Bienveillance dans son lien avec ses contemporain·es. « J’essaie toujours de prendre le point de vue de l’autre et de considérer les situations dans leur globalité et leur complexité ». En essayant de comprendre ? « Oui, en tentant de voir les mécanismes à l’œuvre. Mais on confond souvent comprendre et excuser ou justifier. Je souhaite savoir pourquoi les choses se sont déroulées d’une manière et pas d’une autre. J’ai de gros doutes et une méfiance au sujet des propos univoques et moralisants ».
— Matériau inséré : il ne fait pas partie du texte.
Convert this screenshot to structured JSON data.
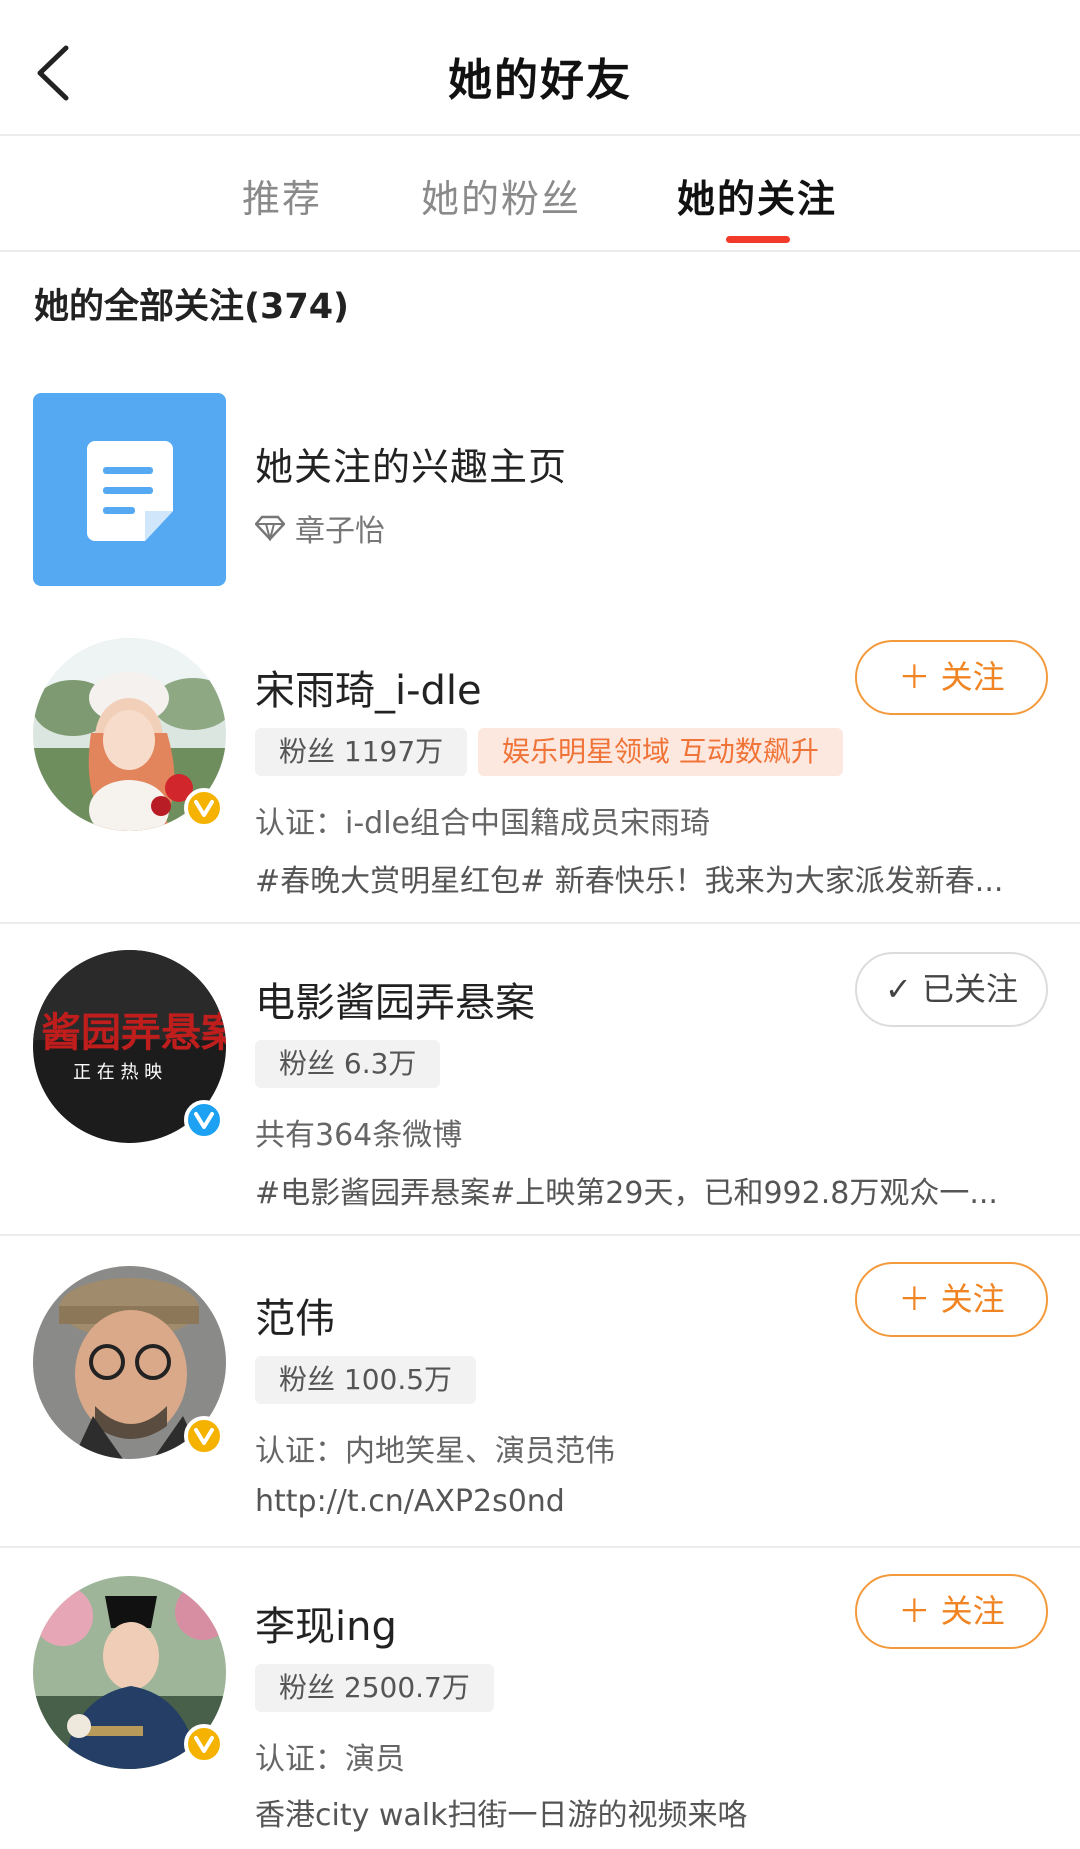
{
  "header": {
    "title": "她的好友"
  },
  "tabs": [
    {
      "label": "推荐"
    },
    {
      "label": "她的粉丝"
    },
    {
      "label": "她的关注",
      "active": true
    }
  ],
  "section_title": "她的全部关注(374)",
  "interest_page": {
    "title": "她关注的兴趣主页",
    "owner": "章子怡",
    "icon": "document-icon"
  },
  "users": [
    {
      "name": "宋雨琦_i-dle",
      "fans": "粉丝 1197万",
      "tag": "娱乐明星领域 互动数飙升",
      "verify": "认证：i-dle组合中国籍成员宋雨琦",
      "desc": "#春晚大赏明星红包# 新春快乐！我来为大家派发新春...",
      "button": "＋ 关注",
      "followed": false,
      "badge_color": "#f5b300"
    },
    {
      "name": "电影酱园弄悬案",
      "fans": "粉丝 6.3万",
      "avatar_text": "酱园弄悬案",
      "avatar_sub": "正 在 热 映",
      "verify": "共有364条微博",
      "desc": "#电影酱园弄悬案#上映第29天，已和992.8万观众一...",
      "button": "✓ 已关注",
      "followed": true,
      "badge_color": "#1da1f2"
    },
    {
      "name": "范伟",
      "fans": "粉丝 100.5万",
      "verify": "认证：内地笑星、演员范伟",
      "desc": "http://t.cn/AXP2s0nd",
      "button": "＋ 关注",
      "followed": false,
      "badge_color": "#f5b300"
    },
    {
      "name": "李现ing",
      "fans": "粉丝 2500.7万",
      "verify": "认证：演员",
      "desc": "香港city walk扫街一日游的视频来咯",
      "button": "＋ 关注",
      "followed": false,
      "badge_color": "#f5b300"
    }
  ],
  "colors": {
    "accent": "#f08422",
    "tab_indicator": "#f23a2b",
    "interest_bg": "#55a9f3"
  }
}
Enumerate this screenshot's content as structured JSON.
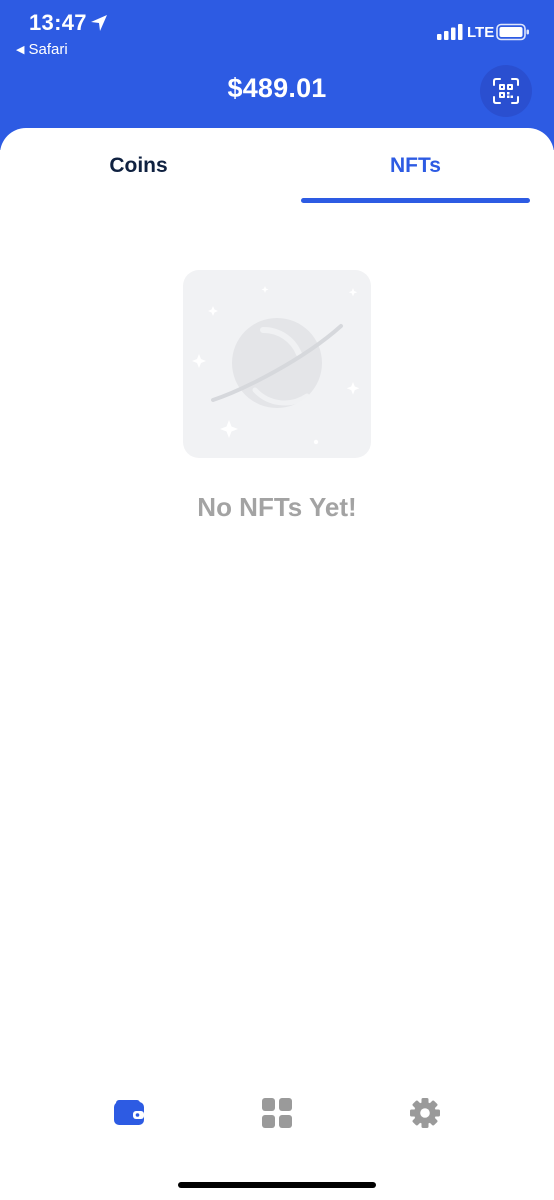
{
  "status_bar": {
    "time": "13:47",
    "back_app": "Safari",
    "network": "LTE"
  },
  "header": {
    "balance": "$489.01",
    "qr_icon": "qr-scan-icon"
  },
  "tabs": [
    {
      "label": "Coins",
      "selected": false
    },
    {
      "label": "NFTs",
      "selected": true
    }
  ],
  "empty_state": {
    "icon": "planet-icon",
    "message": "No NFTs Yet!"
  },
  "bottom_nav": [
    {
      "icon": "wallet-icon",
      "active": true
    },
    {
      "icon": "grid-icon",
      "active": false
    },
    {
      "icon": "gear-icon",
      "active": false
    }
  ],
  "colors": {
    "brand": "#2d5be3",
    "tab_inactive": "#0f2140",
    "muted_text": "#a3a3a3",
    "nav_inactive": "#9a9a9a"
  }
}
Son défi ? « Comment raconter de nouveaux récits et comment aborder la militance artistiquement sans pour autant être dans l’éducation. Parce qu’à la suite d’années de domination mâle et blanche, beaucoup de choses sont à déconstruire ».
La solitude des parents
Bienveillance par rapport aux parents d’aujourd’hui : « Dans le monde dans lequel on vit, où il faut travailler tout le temps, répondre à mille injonctions, où on est jugé constamment, j’ai l’impression de voir beaucoup de parents dans la solitude. La notion de famille est sans doute à réinventer. On l’a vécu ici. Nos voisins directs ont eu un enfant récemment. Nos deux appartements communiquent. Ils viennent de déménager hier, ça fait un gros vide ! On était beaucoup en lien, dans l’entraide, un babyphone ici, un service par-là… ».
La bienveillance mais l’humour aussi. Car NORMAN… est très joyeux, enlevé et rempli d’espoir. « L’auto-dérision me vient naturellement parce qu’humainement, les choses passent mieux », explique celui qui, enfant, a « toujours été le fanfaron qui se plaisait à amuser la galerie ». Ses bulletins d’école primaire s’en souviennent : « Passe plus de temps à faire le clown qu’à travailler ».
Le rire et les blagues sont restés « indispensables », car rien de tel pour « créer des liens, mettre en confiance mais aussi pour, artistiquement, éviter toute morale. C’est peut-être présomptueux mais je ne voulais pas faire Ma vie en rose 2, car ce film a un côté ‘Il faut accepter la différence’ que je voulais éviter. C’est facile à dire mais concrètement difficile à appliquer. D’où l’importance d’en rire ».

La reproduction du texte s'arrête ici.